W połowie kwietnia, pewnego niedzielnego wieczora uciekł nam Kot. Kocica zwana Rozetką. Kot, który w prezencie przynosił mi do łóżka suszone róże zdobyte na regale :) a wiosną standardowo znęcał się nad chrabąszczami.
Wyszła przez balkon, przez rusztowanie. To hipoteza. Brak kota dostrzeżono rano, a wieczorem balkon był sprzątany dla robotników. Banał taki. Kot nie wrócił, nikt go nie widział, ogłoszenia porozklejane po okolicy i w schronisku. Ni widu, ni słychu. Pocieszamy się, że dookoła pełno domków, to może u kogoś zamieszkał.
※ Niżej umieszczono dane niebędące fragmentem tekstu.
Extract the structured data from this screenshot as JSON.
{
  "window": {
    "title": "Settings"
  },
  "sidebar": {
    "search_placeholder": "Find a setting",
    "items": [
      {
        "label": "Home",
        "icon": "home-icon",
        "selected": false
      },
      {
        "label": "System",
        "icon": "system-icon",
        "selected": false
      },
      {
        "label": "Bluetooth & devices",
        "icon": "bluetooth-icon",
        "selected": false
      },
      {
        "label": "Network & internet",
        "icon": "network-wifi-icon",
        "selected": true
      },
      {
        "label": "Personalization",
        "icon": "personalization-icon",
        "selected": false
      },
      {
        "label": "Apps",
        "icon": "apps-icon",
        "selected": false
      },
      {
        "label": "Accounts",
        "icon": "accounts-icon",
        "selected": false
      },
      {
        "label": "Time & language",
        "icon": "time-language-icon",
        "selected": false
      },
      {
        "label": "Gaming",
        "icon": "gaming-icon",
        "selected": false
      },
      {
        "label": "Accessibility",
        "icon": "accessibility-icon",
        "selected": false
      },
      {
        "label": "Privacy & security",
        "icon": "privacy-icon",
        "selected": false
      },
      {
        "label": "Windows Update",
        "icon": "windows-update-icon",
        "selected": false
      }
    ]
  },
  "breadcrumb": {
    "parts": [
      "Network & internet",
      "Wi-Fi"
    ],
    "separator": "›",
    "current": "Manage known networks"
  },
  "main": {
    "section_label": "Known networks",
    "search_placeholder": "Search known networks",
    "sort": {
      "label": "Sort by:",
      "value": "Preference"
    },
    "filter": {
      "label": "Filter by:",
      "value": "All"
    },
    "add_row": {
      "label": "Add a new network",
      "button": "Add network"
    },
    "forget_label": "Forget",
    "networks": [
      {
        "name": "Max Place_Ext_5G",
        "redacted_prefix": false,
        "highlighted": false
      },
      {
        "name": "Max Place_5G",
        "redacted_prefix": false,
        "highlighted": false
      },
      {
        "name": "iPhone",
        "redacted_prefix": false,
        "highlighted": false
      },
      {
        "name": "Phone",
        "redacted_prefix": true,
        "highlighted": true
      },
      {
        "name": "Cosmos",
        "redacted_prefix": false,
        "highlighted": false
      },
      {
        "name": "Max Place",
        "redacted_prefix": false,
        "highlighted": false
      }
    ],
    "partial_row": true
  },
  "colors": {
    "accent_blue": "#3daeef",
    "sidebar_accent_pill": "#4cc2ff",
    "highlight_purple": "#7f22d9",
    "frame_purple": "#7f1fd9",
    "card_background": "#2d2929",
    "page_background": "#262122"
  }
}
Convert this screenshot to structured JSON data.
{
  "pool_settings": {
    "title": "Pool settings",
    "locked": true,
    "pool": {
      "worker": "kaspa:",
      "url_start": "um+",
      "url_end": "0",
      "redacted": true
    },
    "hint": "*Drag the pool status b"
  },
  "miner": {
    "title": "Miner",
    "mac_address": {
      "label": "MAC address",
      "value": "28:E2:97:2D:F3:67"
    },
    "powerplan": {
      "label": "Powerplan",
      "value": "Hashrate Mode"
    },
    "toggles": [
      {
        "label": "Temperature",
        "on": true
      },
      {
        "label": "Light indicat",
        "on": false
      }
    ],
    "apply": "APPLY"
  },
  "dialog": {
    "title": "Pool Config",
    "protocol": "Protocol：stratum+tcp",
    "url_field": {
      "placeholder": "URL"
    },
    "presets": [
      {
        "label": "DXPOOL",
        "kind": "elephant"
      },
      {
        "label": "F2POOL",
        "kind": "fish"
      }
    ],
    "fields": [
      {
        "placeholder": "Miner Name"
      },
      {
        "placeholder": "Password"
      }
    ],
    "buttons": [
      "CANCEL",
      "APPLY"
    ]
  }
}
Rozpytano okoliczne koty- nic nie chcą powiedzieć. Wieczorne nawoływania pozostały bez odzewu.
Stąd wpis do art- journala.
Jest słowo i zegary: Moments and Clocks
Piękne kolory odcienie fioletów, złota, ochry...
Oraz owe tytułowe złote myszy- kupiona dawno temu wycinanka z papieru...
Bardzo spodobała mi się kolorystyka i temat dwóch wyzwań, więc tam mój wpis zostanie zgłoszony.